Davis United World College Scholar
Waterford Kamhlaba United World College of Southern Africa (Swaziland)
Once upon a time, in a suburb of north London, a baby boy was born and they named him Matthew Rugamba. Two years later, he was joined by a baby sister. When he was a couple of weeks shy of his sixth birthday, Matthew and his family relocated to a hot, bustling and lively place called Kampala City in his father’s homeland of Uganda.
At first the transition was difficult. Matthew had to leave behind all his friends, McDonald’s and his favorite Saturday morning cartoons. But those gaps were soon filled with new friends, matooke and beans, and K-TV. Year after year, Matthew’s love for Uganda grew. The abundant sunshine meant he could play football almost every day and he was surrounded by lots of family. He attended primary school in Uganda for seven years before his family relocated to his mother’s homeland of Rwanda.
Matthew’s high school education was an adventure. After two terms at St. Mary’s College Kisubi in Uganda, Matthew moved to St. Andrew’s Senior School, Turi, a co-educational Christian boarding school in Kenya. It was at St. Andrew’s that Matthew really came into his own. He was part of the rugby, soccer, hockey, cricket and cross country teams in addition to being appointed the position of head boy of the school. Rather than limiting himself to scholarly pursuits, Matthew was also involved in sports and music as well. In addition, he felt encouraged and compelled to widen his horizons. From the intense competition on the sports field to the more humbling spiritual experiences in the chapel, he loved every minute of his time at St. Andrew’s.
After his Kenyan High School experience, Matthew took on a new challenge—joining Waterford United World College. Upon arrival, he was thrust into a cosmopolitan community of tomorrow’s leaders looking for the solutions of today’s problems. With exposure to new cultures, new ideas and new perspectives, he was ready to take on new challenges and create new opportunities. Furthermore, the desire to expand his horizons helped him find interests in areas he never imagined possible. He was part of a student-run school magazine, made AIDS education commercials, as well as supporting his peers through a school counseling initiative called peer support.

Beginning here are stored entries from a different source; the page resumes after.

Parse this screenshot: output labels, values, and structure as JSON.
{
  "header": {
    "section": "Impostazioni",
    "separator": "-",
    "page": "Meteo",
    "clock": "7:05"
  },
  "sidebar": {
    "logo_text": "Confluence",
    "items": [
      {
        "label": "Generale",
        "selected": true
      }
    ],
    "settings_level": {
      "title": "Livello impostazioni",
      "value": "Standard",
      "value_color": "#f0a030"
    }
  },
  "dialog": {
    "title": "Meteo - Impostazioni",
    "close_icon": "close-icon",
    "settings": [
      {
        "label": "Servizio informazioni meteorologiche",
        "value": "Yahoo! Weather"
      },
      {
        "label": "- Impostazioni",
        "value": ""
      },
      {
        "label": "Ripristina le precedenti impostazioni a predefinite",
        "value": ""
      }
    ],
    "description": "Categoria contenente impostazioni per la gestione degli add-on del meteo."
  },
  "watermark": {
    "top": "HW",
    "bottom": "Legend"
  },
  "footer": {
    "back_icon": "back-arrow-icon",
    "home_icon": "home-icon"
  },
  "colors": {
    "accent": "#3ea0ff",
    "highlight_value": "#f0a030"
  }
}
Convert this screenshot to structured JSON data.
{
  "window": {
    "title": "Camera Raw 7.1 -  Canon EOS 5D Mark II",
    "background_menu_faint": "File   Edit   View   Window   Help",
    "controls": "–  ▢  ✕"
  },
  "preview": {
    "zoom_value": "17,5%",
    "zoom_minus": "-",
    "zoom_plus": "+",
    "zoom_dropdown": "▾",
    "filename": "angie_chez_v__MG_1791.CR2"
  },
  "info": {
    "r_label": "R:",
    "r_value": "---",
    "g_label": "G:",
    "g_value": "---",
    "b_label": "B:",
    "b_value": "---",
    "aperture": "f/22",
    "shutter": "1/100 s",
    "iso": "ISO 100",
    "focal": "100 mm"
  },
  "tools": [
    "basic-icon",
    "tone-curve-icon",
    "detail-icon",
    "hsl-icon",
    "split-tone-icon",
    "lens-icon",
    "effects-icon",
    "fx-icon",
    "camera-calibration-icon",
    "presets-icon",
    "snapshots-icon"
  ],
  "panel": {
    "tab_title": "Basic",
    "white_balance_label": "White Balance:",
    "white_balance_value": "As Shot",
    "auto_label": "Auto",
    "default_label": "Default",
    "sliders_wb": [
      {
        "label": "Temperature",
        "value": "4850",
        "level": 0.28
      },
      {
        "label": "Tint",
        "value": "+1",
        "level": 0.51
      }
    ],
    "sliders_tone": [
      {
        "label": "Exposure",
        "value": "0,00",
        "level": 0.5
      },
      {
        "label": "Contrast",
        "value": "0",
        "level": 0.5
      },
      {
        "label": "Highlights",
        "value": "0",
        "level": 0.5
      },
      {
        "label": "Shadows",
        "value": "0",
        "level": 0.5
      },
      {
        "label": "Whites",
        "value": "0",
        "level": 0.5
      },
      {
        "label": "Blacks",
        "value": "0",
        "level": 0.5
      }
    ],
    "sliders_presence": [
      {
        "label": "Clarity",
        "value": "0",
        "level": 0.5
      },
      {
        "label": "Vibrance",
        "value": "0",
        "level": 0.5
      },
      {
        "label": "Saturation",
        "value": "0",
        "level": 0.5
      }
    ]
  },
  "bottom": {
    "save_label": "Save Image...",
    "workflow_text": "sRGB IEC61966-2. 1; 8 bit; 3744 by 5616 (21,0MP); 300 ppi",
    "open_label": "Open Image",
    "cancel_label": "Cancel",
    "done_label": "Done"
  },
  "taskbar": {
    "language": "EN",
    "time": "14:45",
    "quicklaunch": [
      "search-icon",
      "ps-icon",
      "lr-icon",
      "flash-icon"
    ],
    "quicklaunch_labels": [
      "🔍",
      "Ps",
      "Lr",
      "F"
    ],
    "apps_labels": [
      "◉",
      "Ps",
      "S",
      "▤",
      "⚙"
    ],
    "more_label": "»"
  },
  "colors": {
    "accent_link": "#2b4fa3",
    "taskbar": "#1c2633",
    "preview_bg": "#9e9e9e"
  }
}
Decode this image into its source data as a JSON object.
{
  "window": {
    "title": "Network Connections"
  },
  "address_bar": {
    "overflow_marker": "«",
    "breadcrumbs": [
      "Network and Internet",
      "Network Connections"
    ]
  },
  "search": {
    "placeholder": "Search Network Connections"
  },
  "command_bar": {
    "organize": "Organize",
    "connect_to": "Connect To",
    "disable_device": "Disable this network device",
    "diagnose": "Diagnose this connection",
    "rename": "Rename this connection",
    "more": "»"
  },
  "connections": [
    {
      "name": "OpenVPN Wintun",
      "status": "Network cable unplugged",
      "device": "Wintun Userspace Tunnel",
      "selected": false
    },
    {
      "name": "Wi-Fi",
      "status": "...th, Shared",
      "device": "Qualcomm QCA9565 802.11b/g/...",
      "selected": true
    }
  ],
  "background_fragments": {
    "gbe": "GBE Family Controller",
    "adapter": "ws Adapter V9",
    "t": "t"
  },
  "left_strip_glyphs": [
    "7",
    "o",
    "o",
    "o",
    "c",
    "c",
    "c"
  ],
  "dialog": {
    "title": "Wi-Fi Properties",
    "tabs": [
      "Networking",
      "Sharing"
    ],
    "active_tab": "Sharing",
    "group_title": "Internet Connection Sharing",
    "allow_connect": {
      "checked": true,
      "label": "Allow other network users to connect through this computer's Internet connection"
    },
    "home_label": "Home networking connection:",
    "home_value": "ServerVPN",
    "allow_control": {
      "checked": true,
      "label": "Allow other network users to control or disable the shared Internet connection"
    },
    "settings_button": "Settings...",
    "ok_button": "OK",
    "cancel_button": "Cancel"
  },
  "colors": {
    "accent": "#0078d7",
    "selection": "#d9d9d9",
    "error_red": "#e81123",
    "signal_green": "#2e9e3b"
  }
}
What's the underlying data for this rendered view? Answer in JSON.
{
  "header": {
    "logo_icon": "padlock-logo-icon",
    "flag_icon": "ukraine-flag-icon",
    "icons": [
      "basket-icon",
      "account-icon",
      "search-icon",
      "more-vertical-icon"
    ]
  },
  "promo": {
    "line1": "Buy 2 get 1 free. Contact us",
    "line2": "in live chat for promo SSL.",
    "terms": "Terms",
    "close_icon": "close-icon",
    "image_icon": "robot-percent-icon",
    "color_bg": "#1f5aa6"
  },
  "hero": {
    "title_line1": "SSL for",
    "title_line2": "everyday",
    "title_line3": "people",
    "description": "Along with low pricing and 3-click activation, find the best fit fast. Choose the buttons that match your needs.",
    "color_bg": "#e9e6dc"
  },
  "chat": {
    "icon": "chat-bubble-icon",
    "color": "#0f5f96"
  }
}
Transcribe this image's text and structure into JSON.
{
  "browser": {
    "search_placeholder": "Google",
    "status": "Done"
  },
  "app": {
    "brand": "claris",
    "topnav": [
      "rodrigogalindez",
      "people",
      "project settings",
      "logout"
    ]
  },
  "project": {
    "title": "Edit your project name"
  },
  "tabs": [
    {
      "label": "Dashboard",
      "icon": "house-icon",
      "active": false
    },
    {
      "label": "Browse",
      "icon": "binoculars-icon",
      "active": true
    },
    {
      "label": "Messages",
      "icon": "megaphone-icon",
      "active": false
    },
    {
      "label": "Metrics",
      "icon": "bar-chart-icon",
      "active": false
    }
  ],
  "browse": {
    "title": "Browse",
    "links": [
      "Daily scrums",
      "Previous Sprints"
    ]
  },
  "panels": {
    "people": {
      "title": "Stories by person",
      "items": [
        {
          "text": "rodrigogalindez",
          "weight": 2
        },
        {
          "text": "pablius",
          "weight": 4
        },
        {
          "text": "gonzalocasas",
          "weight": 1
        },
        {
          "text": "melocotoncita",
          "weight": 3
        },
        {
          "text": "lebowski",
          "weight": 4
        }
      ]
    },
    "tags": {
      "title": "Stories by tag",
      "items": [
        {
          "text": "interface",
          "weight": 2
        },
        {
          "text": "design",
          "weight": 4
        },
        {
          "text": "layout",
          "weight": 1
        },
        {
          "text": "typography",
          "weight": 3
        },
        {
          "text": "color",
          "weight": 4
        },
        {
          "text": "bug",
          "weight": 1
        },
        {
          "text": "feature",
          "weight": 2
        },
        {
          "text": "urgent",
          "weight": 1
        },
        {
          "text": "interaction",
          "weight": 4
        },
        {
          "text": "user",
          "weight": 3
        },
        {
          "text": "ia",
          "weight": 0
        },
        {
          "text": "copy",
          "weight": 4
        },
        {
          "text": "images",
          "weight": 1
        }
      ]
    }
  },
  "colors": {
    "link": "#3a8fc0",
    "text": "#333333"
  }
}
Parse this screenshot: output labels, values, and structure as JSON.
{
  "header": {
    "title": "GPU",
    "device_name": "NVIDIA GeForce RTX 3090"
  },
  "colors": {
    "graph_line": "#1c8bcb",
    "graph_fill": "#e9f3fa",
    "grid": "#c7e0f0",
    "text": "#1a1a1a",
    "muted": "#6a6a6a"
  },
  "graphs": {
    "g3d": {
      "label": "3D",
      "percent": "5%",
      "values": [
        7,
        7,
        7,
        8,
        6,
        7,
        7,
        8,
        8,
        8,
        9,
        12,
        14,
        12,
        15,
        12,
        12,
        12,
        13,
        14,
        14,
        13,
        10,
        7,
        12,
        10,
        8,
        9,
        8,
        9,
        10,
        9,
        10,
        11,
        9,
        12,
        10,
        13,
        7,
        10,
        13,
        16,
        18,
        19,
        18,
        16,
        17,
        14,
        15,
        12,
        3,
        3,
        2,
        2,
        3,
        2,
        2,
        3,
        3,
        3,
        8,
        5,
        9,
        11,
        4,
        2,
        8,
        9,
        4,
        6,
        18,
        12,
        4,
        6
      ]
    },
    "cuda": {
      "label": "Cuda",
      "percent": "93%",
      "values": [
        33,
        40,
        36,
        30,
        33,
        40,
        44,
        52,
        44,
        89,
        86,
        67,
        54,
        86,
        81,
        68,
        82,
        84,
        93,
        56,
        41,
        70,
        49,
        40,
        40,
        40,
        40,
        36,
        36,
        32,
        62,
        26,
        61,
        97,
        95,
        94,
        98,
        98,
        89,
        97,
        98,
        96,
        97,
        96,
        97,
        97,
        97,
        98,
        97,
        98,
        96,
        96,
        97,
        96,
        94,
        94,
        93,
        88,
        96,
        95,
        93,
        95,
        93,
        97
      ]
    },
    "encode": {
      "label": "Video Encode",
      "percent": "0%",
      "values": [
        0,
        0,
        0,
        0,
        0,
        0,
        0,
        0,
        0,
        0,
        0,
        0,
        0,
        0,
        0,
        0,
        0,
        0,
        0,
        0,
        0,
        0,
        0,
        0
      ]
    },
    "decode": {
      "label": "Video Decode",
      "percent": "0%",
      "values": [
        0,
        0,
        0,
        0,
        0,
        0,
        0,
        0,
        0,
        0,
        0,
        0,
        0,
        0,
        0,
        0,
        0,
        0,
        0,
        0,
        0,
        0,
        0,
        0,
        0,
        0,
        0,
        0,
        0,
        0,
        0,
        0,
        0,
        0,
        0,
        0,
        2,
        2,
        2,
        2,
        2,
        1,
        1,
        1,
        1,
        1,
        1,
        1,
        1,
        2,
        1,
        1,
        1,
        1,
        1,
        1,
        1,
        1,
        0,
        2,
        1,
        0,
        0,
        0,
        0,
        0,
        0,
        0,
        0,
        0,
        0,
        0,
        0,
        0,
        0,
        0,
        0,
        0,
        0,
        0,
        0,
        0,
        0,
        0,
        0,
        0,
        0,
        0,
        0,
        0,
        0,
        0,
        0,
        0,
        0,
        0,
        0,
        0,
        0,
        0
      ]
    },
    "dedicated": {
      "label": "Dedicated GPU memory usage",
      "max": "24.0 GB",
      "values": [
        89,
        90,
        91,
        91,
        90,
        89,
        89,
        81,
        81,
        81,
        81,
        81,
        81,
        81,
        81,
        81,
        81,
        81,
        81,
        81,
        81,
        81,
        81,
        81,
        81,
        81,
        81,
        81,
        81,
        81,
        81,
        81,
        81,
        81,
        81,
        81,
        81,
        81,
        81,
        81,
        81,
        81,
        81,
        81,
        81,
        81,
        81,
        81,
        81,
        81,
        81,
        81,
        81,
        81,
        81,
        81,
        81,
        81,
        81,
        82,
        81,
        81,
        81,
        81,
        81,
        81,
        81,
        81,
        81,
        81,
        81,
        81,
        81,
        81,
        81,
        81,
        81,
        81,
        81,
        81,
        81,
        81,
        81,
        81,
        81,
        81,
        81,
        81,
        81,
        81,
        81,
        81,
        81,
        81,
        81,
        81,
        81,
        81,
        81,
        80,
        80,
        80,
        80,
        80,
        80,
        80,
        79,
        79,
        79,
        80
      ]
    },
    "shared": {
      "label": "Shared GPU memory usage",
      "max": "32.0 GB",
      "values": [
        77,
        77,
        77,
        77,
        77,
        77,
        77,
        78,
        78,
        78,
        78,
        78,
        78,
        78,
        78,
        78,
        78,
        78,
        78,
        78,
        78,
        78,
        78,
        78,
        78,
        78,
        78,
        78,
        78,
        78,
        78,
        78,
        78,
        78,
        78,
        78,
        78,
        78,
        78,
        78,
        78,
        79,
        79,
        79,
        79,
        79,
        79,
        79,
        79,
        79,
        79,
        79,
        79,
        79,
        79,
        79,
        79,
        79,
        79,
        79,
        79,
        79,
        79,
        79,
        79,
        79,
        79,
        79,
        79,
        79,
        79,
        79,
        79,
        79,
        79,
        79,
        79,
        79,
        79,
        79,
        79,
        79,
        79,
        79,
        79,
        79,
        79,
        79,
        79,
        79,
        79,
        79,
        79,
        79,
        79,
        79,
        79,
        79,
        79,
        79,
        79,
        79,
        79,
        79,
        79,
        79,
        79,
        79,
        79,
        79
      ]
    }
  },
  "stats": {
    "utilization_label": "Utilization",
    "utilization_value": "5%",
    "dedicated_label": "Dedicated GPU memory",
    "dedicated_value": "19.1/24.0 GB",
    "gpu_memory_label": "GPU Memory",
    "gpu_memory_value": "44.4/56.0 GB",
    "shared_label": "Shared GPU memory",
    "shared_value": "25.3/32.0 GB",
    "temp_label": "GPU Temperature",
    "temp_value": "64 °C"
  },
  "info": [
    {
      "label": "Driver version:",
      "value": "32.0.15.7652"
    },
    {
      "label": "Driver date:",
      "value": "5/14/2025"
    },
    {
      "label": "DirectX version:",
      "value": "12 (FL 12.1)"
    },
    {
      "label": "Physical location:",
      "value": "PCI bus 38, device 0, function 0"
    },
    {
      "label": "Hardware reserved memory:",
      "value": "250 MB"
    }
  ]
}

New perspectives, opportunities and the confidence to challenge and question the status quo are just a few of the things that he was looking forward to gaining at college. He hoped to gain from the diversity of cultures and mindsets at college, and this is just what happened. After his freshman year, with lots of new experiences and new stories to tell, Matthew is excited at the prospect of his second year at L&C. He looks back at his action-packed freshmen year with a strong sense of accomplishment and satisfaction. Over the year he was able to take part in the men’s soccer club, perform at the dance extravaganza, show his culture through events like the African Night, and on top of all that, he made loads of new friends to share the college experience with. He says that the first year was just a preview and L&C better be ready to be taken by storm over the next three years!